Having fallen as low as £1,213.79 per ounce earlier this month, gold has been making gradual gains since, and is now up just over 4% and trading at around £1,260 per ounce today.

230321 GBP Chart

Political tension between China and the US played a large part in the gold price in 2019, and has returned to headlines this week. Sanctions on Chinese officials brought in by the US, Canada, UK and EU over the treatment of Uighur Muslims have already sparked retaliatory measures from China.

The rise in tensions saw Chinese and Hong Kong stock markets fall, as investors fear any further escalation in the diplomatic row. The new sanctions will also do little to resolve the longstanding trade war between the US and China. There had been hopes the new Biden administration would help smooth over relations between the two countries, but so far there seems to be no end in sight.

Turkey has seen a huge slump in the value of its currency and stock market, following the shock dismissal of the Head of its central bank. Disagreements between the President and the Governor over the country’s interest rate led to his dismissal. The Turkish Lira slumped by almost 15% against the Dollar at one stage yesterday, while Istanbul’s BIST index fell 9.8% on Monday, triggering circuit breakers.

As always, Covid-19 remains the largest concern for global markets, and the continuing outbreak in Europe is of particular concern this week. Many countries are experiencing significant infection rates, and are re-imposing or tightening lockdown measures to try and combat the spread of the virus.

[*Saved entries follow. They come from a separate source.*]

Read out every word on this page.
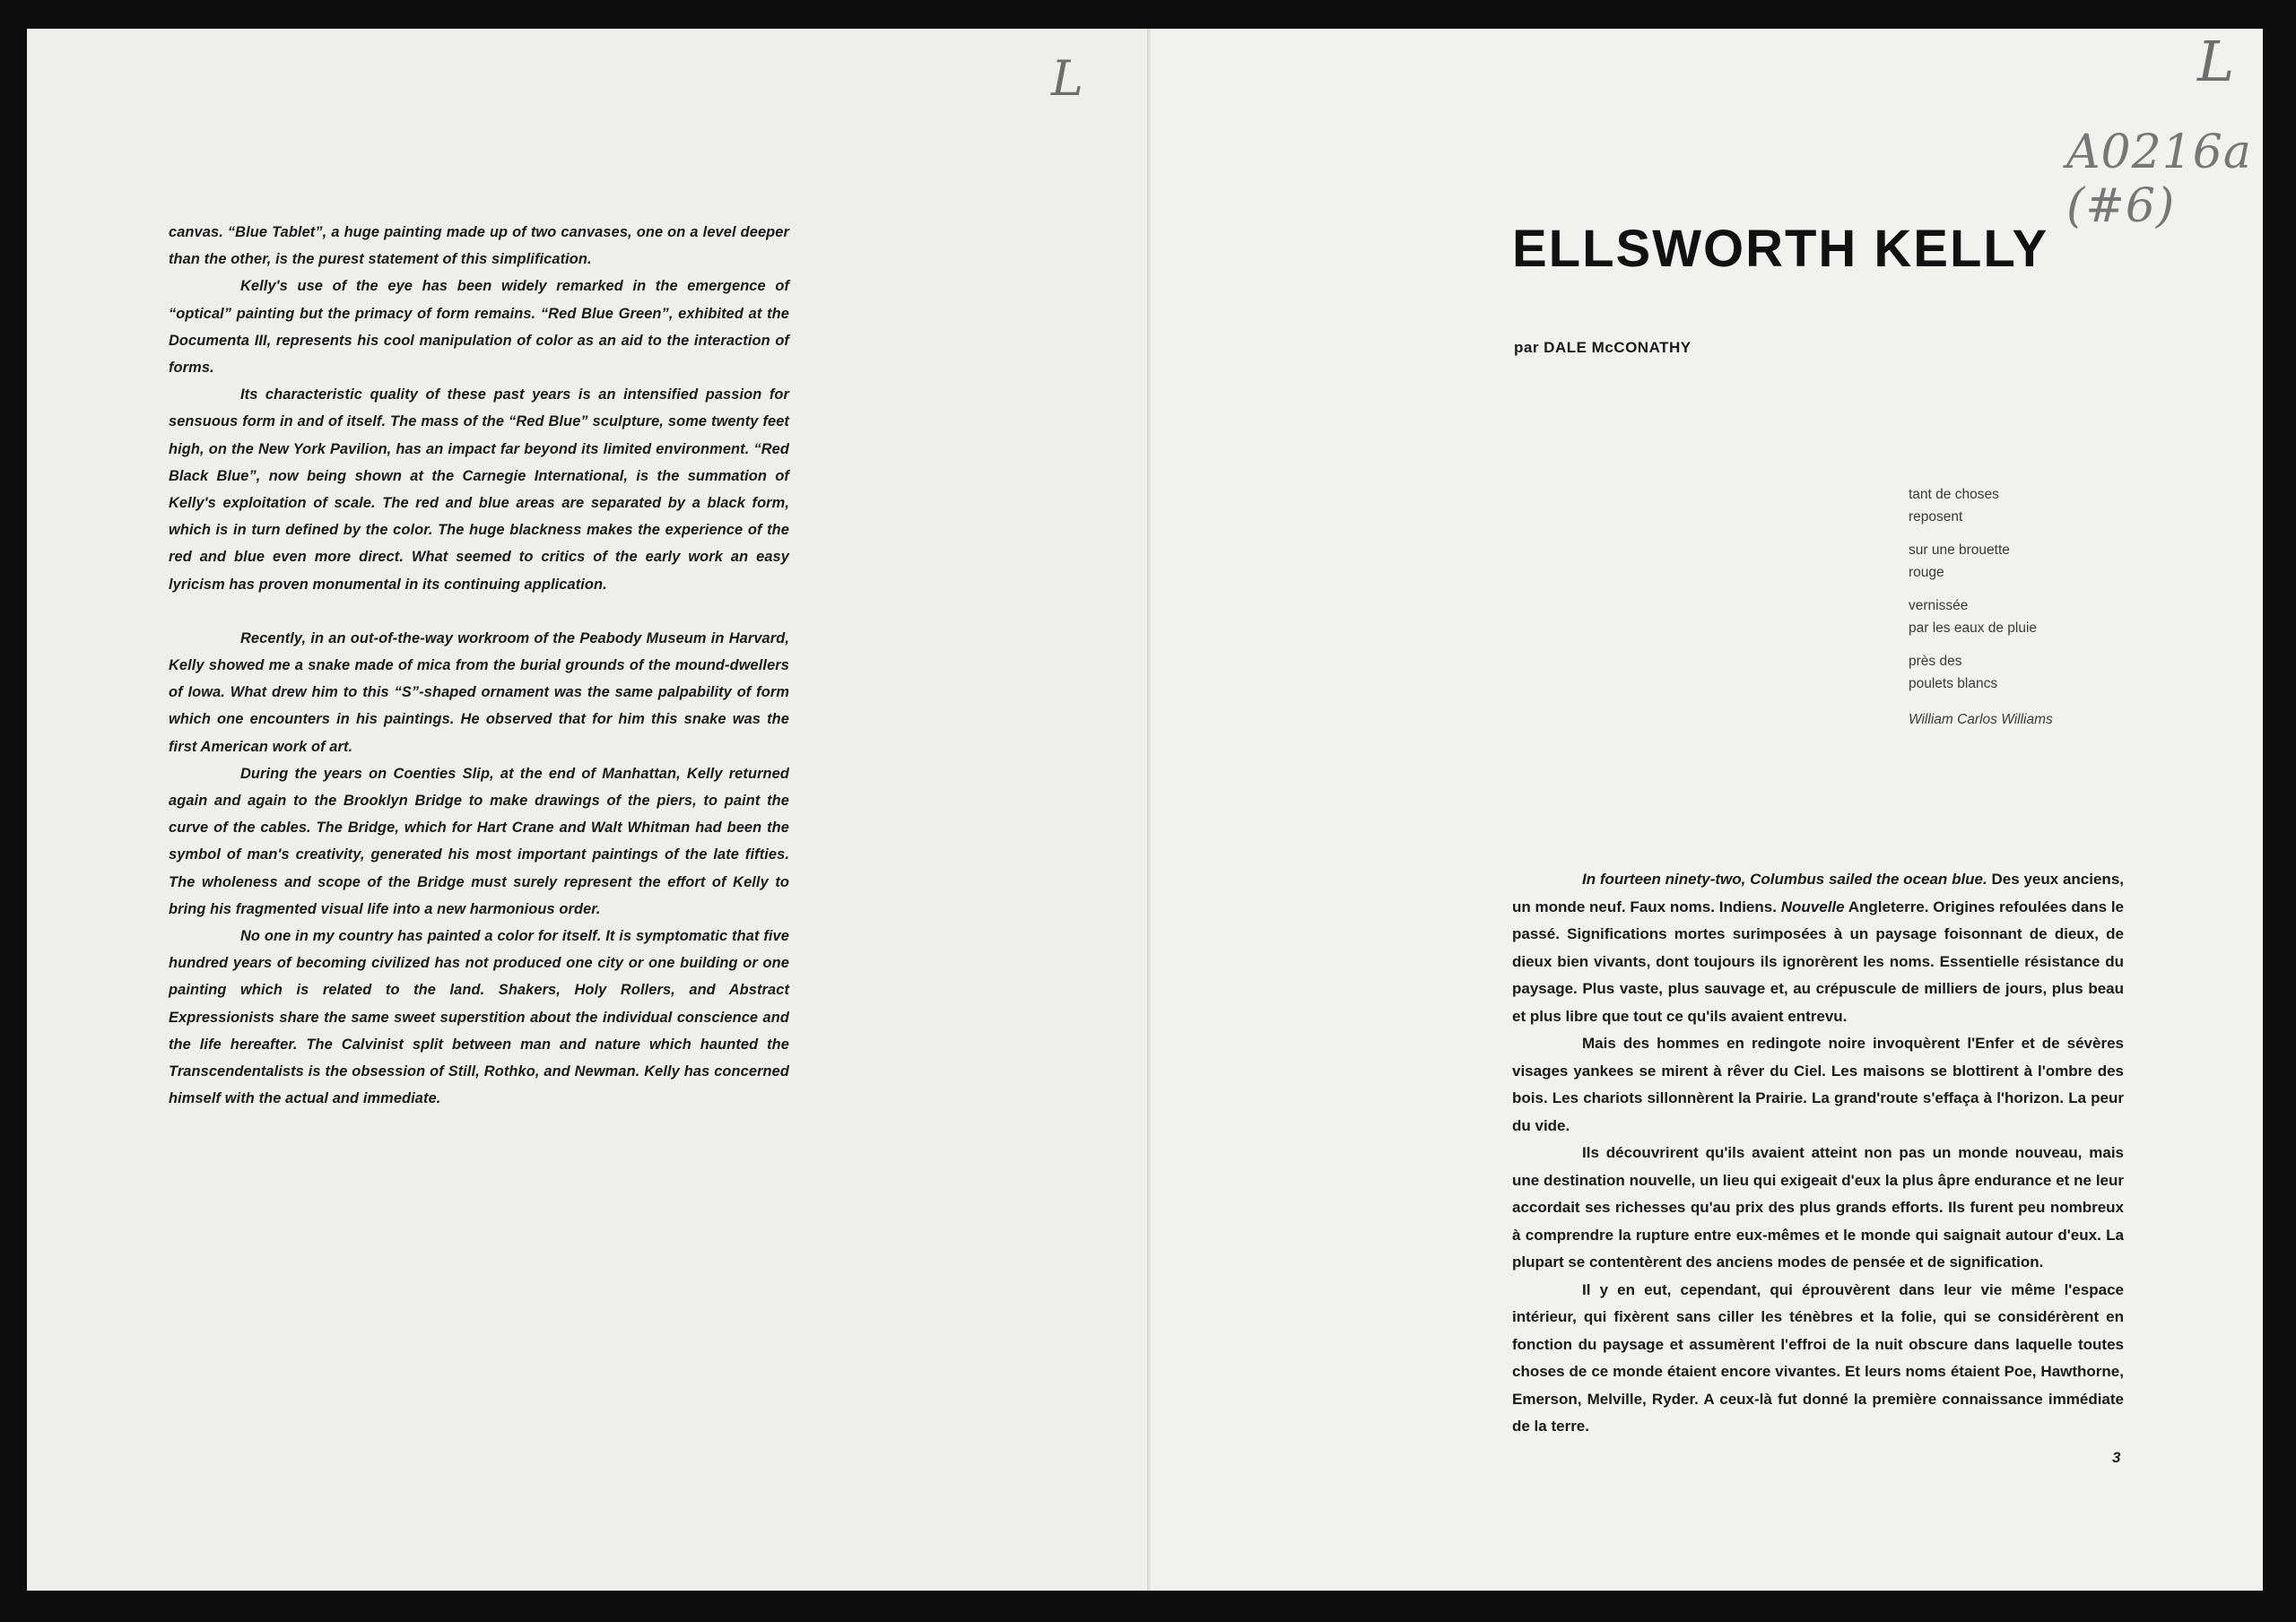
L	L
A0216a (#6)

canvas. “Blue Tablet”, a huge painting made up of two canvases, one on a level deeper than the other, is the purest statement of this simplification.

Kelly's use of the eye has been widely remarked in the emergence of “optical” painting but the primacy of form remains. “Red Blue Green”, exhibited at the Documenta III, represents his cool manipulation of color as an aid to the interaction of forms.

Its characteristic quality of these past years is an intensified passion for sensuous form in and of itself. The mass of the “Red Blue” sculpture, some twenty feet high, on the New York Pavilion, has an impact far beyond its limited environment. “Red Black Blue”, now being shown at the Carnegie International, is the summation of Kelly's exploitation of scale. The red and blue areas are separated by a black form, which is in turn defined by the color. The huge blackness makes the experience of the red and blue even more direct. What seemed to critics of the early work an easy lyricism has proven monumental in its continuing application.

Recently, in an out-of-the-way workroom of the Peabody Museum in Harvard, Kelly showed me a snake made of mica from the burial grounds of the mound-dwellers of Iowa. What drew him to this “S”-shaped ornament was the same palpability of form which one encounters in his paintings. He observed that for him this snake was the first American work of art.

During the years on Coenties Slip, at the end of Manhattan, Kelly returned again and again to the Brooklyn Bridge to make drawings of the piers, to paint the curve of the cables. The Bridge, which for Hart Crane and Walt Whitman had been the symbol of man's creativity, generated his most important paintings of the late fifties. The wholeness and scope of the Bridge must surely represent the effort of Kelly to bring his fragmented visual life into a new harmonious order.

No one in my country has painted a color for itself. It is symptomatic that five hundred years of becoming civilized has not produced one city or one building or one painting which is related to the land. Shakers, Holy Rollers, and Abstract Expressionists share the same sweet superstition about the individual conscience and the life hereafter. The Calvinist split between man and nature which haunted the Transcendentalists is the obsession of Still, Rothko, and Newman. Kelly has concerned himself with the actual and immediate.

ELLSWORTH KELLY
par DALE McCONATHY

tant de choses
reposent

sur une brouette
rouge

vernissée
par les eaux de pluie

près des
poulets blancs

William Carlos Williams

In fourteen ninety-two, Columbus sailed the ocean blue. Des yeux anciens, un monde neuf. Faux noms. Indiens. Nouvelle Angleterre. Origines refoulées dans le passé. Significations mortes surimposées à un paysage foisonnant de dieux, de dieux bien vivants, dont toujours ils ignorèrent les noms. Essentielle résistance du paysage. Plus vaste, plus sauvage et, au crépuscule de milliers de jours, plus beau et plus libre que tout ce qu'ils avaient entrevu.

Mais des hommes en redingote noire invoquèrent l'Enfer et de sévères visages yankees se mirent à rêver du Ciel. Les maisons se blottirent à l'ombre des bois. Les chariots sillonnèrent la Prairie. La grand'route s'effaça à l'horizon. La peur du vide.

Ils découvrirent qu'ils avaient atteint non pas un monde nouveau, mais une destination nouvelle, un lieu qui exigeait d'eux la plus âpre endurance et ne leur accordait ses richesses qu'au prix des plus grands efforts. Ils furent peu nombreux à comprendre la rupture entre eux-mêmes et le monde qui saignait autour d'eux. La plupart se contentèrent des anciens modes de pensée et de signification.

Il y en eut, cependant, qui éprouvèrent dans leur vie même l'espace intérieur, qui fixèrent sans ciller les ténèbres et la folie, qui se considérèrent en fonction du paysage et assumèrent l'effroi de la nuit obscure dans laquelle toutes choses de ce monde étaient encore vivantes. Et leurs noms étaient Poe, Hawthorne, Emerson, Melville, Ryder. A ceux-là fut donné la première connaissance immédiate de la terre.

3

France, Italy and Germany in particular have caused concern, with the latter bringing in a strict lockdown over Easter, and Chancellor Merkel warning the country faces a new pandemic. As one of the EU’s leading manufacturers the longer Germany’s lockdown goes on, the greater impact it will have on already stretched supply chains globally.

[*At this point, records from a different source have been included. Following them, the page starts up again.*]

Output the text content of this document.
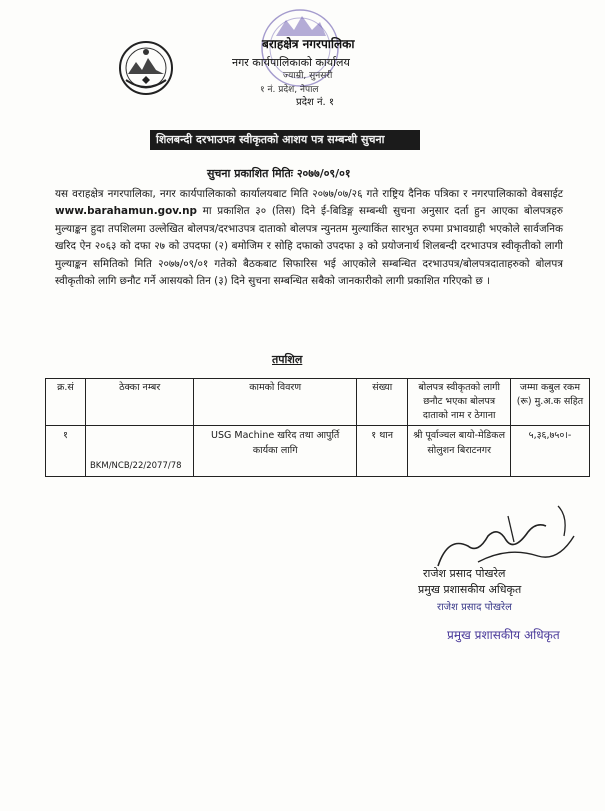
बराहक्षेत्र नगरपालिका
नगर कार्यपालिकाको कार्यालय
ज्याम्री, सुनसरी
१ नं. प्रदेश, नेपाल
प्रदेश नं. १
शिलबन्दी दरभाउपत्र स्वीकृतको आशय पत्र सम्बन्धी सुचना
सुचना प्रकाशित मितिः २०७७/०९/०१
यस वराहक्षेत्र नगरपालिका, नगर कार्यपालिकाको कार्यालयबाट मिति २०७७/०७/२६ गते राष्ट्रिय दैनिक पत्रिका र नगरपालिकाको वेबसाईट www.barahamun.gov.np मा प्रकाशित ३० (तिस) दिने ई-बिडिङ्ग सम्बन्धी सुचना अनुसार दर्ता हुन आएका बोलपत्रहरु मुल्याङ्कन हुदा तपशिलमा उल्लेखित बोलपत्र/दरभाउपत्र दाताको बोलपत्र न्युनतम मुल्याकिंत सारभुत रुपमा प्रभावग्राही भएकोले सार्वजनिक खरिद ऐन २०६३ को दफा २७ को उपदफा (२) बमोजिम र सोहि दफाको उपदफा ३ को प्रयोजनार्थ शिलबन्दी दरभाउपत्र स्वीकृतीको लागी मुल्याङ्कन समितिको मिति २०७७/०९/०१ गतेको बैठकबाट सिफारिस भई आएकोले सम्बन्धित दरभाउपत्र/बोलपत्रदाताहरुको बोलपत्र स्वीकृतीको लागि छनौट गर्ने आसयको तिन (३) दिने सुचना सम्बन्धित सबैको जानकारीको लागी प्रकाशित गरिएको छ ।
तपशिल
क्र.सं	ठेक्का नम्बर	कामको विवरण	संख्या	बोलपत्र स्वीकृतको लागी छनौट भएका बोलपत्र दाताको नाम र ठेगाना	जम्मा कबुल रकम (रू) मु.अ.क सहित
१	BKM/NCB/22/2077/78	USG Machine खरिद तथा आपुर्ति कार्यका लागि	१ थान	श्री पूर्वाञ्चल बायो-मेडिकल सोलुशन बिराटनगर	५,३६,७५०।-
राजेश प्रसाद पोखरेल
प्रमुख प्रशासकीय अधिकृत
राजेश प्रसाद पोखरेल
प्रमुख प्रशासकीय अधिकृत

The slow pace so far of the EU’s vaccination program is also causing frustration and pushing back estimates for reopening on the continent. It has even caused further political tension between the EU and UK over a potential vaccine export ban, which has seen the Pound pull back from recent highs against the Euro.

The events of this week have shown that the pandemic is far from over, despite optimism in the UK and US where vaccination has been relatively successful so far. Other economic and geopolitical disruption as seen in Turkey and China will also become more common again, as countries look beyond the pandemic and return to the already uncertain economic stage seen in 2019.